Pero tu recuerdo me lo impidió, te agradezco por eso.
La guerra, sigue, el enemigo se hace fuerte, aún no sé cómo aguantamos tanto en la batalla.
Los enemigos se mueve rápido, es difícil verlos.
buscando encontrarnos en la soledad.
Un paso en falso y somos destrozados.
Son como lobos, buscando carne
Se mueven en la oscuridad y juegan con nuestra mente.
Papá
Tengo miedo que me encuentren sin fuerza,
Ellos no perdonan.
Tratamos de dormir cuando podemos. tenemos que estar en guardia
Ellos no perdonan.
El enemigo va errante buscando que caigamos en sus trampas.
Son astutos saben nuestras debilidades.
Saben nuestros planes.
Papá tengo mucho miedo.
Hay noches en las que pienso en quedarme y dejar que me devoren.
Pero esos momentos cuando estoy a punto de dejarme llevar hay algo que me levanta:
El recuerdo de tu voz diciendo mi nombre se atraviesa en mi cabeza,
diciendo que me amas a pesar de todo.
Diciendo que aunque se vuelva dificil siga intentando que algún día nos volveremos a abrazar.
Papá la batalla cada vez se vuelve más difícil.
No me olviden en sus oraciones,
Que yo no los olvidó en las mías.
Papá me despido con un te amo,
voy a seguir peleando para poder verte.
Acá en el frente de batalla peleando por la libertad.
Peleando por volver.
Peleando para volver a ser yo.
Por eso aunque tengamos toda clase de problemas, no estamos derrotados.
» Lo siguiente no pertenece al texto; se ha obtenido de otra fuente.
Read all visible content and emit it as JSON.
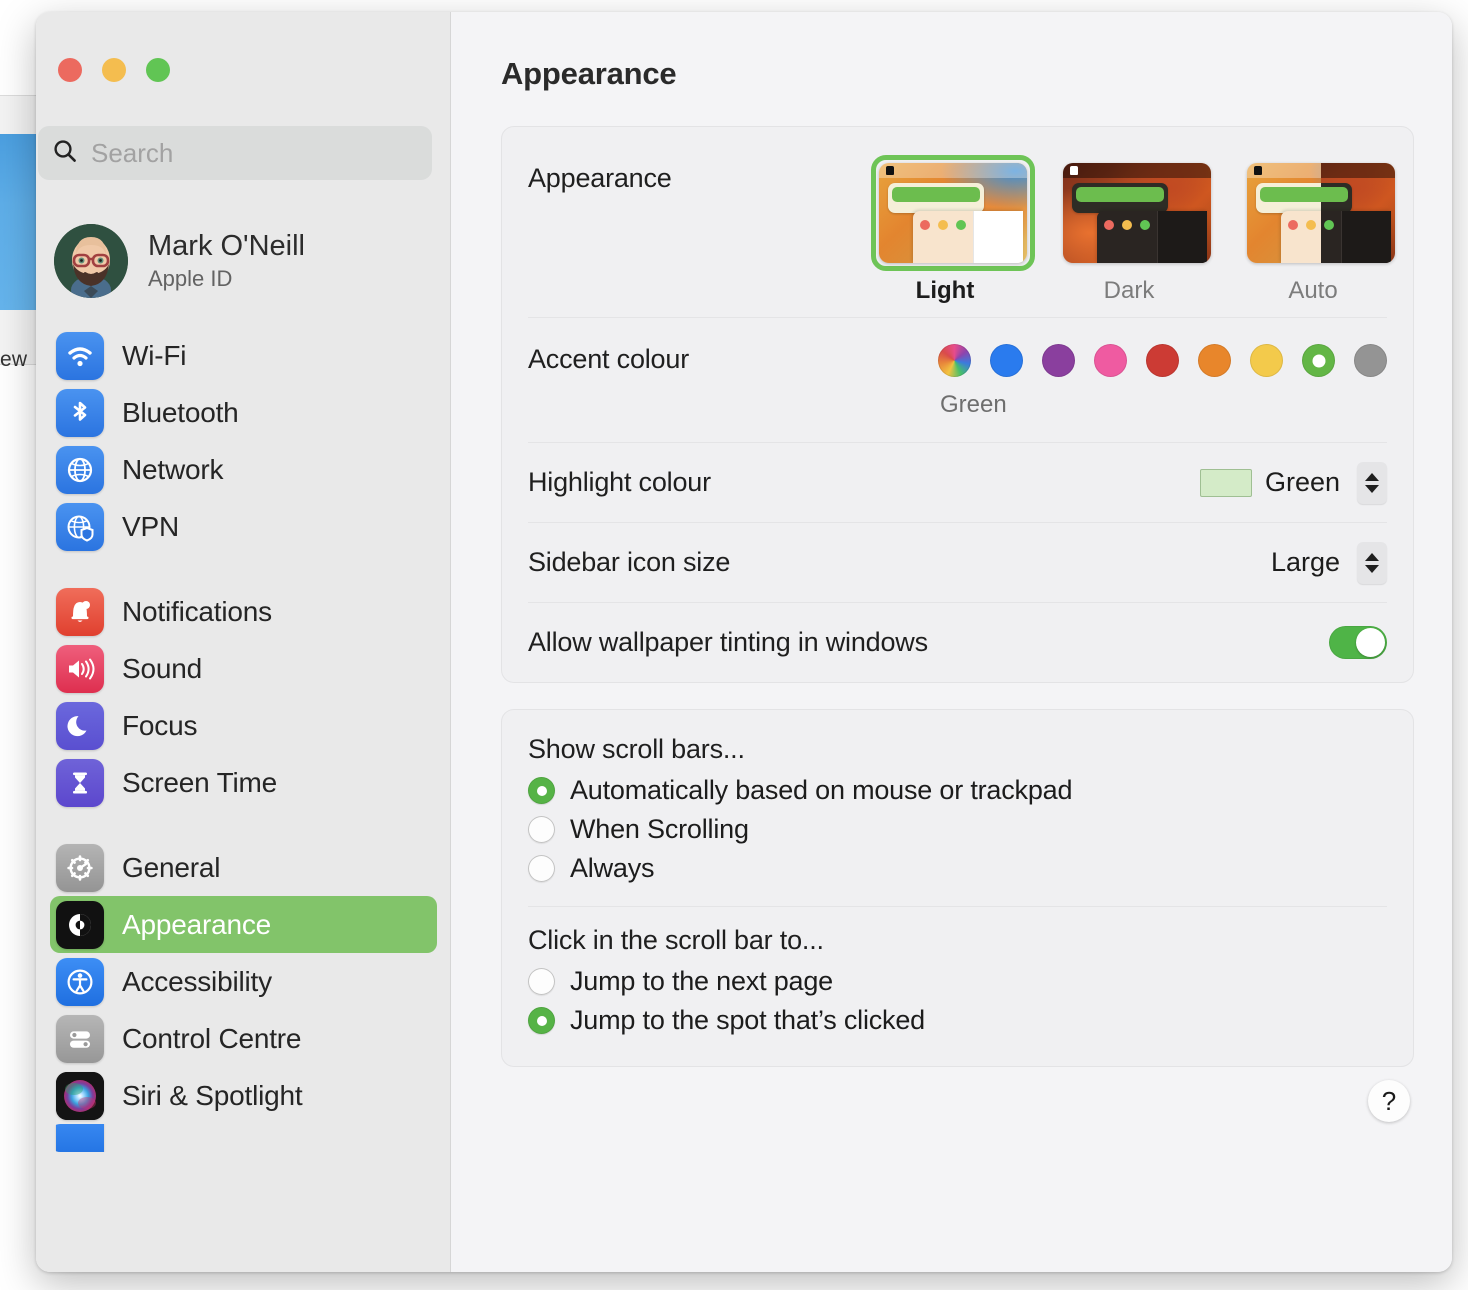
{
  "background_window": {
    "text": "ew"
  },
  "sidebar": {
    "search": {
      "placeholder": "Search",
      "value": "",
      "icon": "search-icon"
    },
    "profile": {
      "name": "Mark O'Neill",
      "subtitle": "Apple ID"
    },
    "groups": [
      {
        "items": [
          {
            "label": "Wi-Fi",
            "icon": "wifi-icon"
          },
          {
            "label": "Bluetooth",
            "icon": "bluetooth-icon"
          },
          {
            "label": "Network",
            "icon": "globe-icon"
          },
          {
            "label": "VPN",
            "icon": "globe-shield-icon"
          }
        ]
      },
      {
        "items": [
          {
            "label": "Notifications",
            "icon": "bell-icon"
          },
          {
            "label": "Sound",
            "icon": "speaker-icon"
          },
          {
            "label": "Focus",
            "icon": "moon-icon"
          },
          {
            "label": "Screen Time",
            "icon": "hourglass-icon"
          }
        ]
      },
      {
        "items": [
          {
            "label": "General",
            "icon": "gear-icon"
          },
          {
            "label": "Appearance",
            "icon": "appearance-icon",
            "selected": true
          },
          {
            "label": "Accessibility",
            "icon": "accessibility-icon"
          },
          {
            "label": "Control Centre",
            "icon": "control-centre-icon"
          },
          {
            "label": "Siri & Spotlight",
            "icon": "siri-icon"
          }
        ]
      }
    ]
  },
  "content": {
    "title": "Appearance",
    "appearance": {
      "label": "Appearance",
      "options": [
        {
          "name": "Light",
          "selected": true
        },
        {
          "name": "Dark",
          "selected": false
        },
        {
          "name": "Auto",
          "selected": false
        }
      ]
    },
    "accent": {
      "label": "Accent colour",
      "selected_name": "Green",
      "swatches": [
        {
          "name": "Multicolour",
          "color": "multi",
          "selected": false
        },
        {
          "name": "Blue",
          "color": "#2a7bee",
          "selected": false
        },
        {
          "name": "Purple",
          "color": "#8a3f9e",
          "selected": false
        },
        {
          "name": "Pink",
          "color": "#ef5ba1",
          "selected": false
        },
        {
          "name": "Red",
          "color": "#cc3b34",
          "selected": false
        },
        {
          "name": "Orange",
          "color": "#e8862b",
          "selected": false
        },
        {
          "name": "Yellow",
          "color": "#f3ca4b",
          "selected": false
        },
        {
          "name": "Green",
          "color": "#63b646",
          "selected": true
        },
        {
          "name": "Graphite",
          "color": "#949494",
          "selected": false
        }
      ]
    },
    "highlight": {
      "label": "Highlight colour",
      "value": "Green",
      "swatch_color": "#d4ebc8"
    },
    "sidebar_icon_size": {
      "label": "Sidebar icon size",
      "value": "Large"
    },
    "wallpaper_tinting": {
      "label": "Allow wallpaper tinting in windows",
      "enabled": true
    },
    "show_scroll_bars": {
      "heading": "Show scroll bars...",
      "options": [
        {
          "label": "Automatically based on mouse or trackpad",
          "selected": true
        },
        {
          "label": "When Scrolling",
          "selected": false
        },
        {
          "label": "Always",
          "selected": false
        }
      ]
    },
    "click_scroll_bar": {
      "heading": "Click in the scroll bar to...",
      "options": [
        {
          "label": "Jump to the next page",
          "selected": false
        },
        {
          "label": "Jump to the spot that’s clicked",
          "selected": true
        }
      ]
    },
    "help_button": "?"
  }
}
Aunque tengamos muchas preocupaciones, no nos damos por vencidos. Aunque nos persigan, Dios no nos abandona. Aunque nos derriben, no nos destruyen. Dondequiera que vamos, nuestros sufrimientos reflejan la muerte de Jesús para que su vida también se vea en nuestro cuerpo. Estamos vivos, pero por la causa de Jesús estamos siempre en peligro de muerte para que su vida también se pueda ver en nuestro cuerpo mortal. De este modo, nosotros nos enfrentamos a la muerte para que ustedes tengan vida espiritual.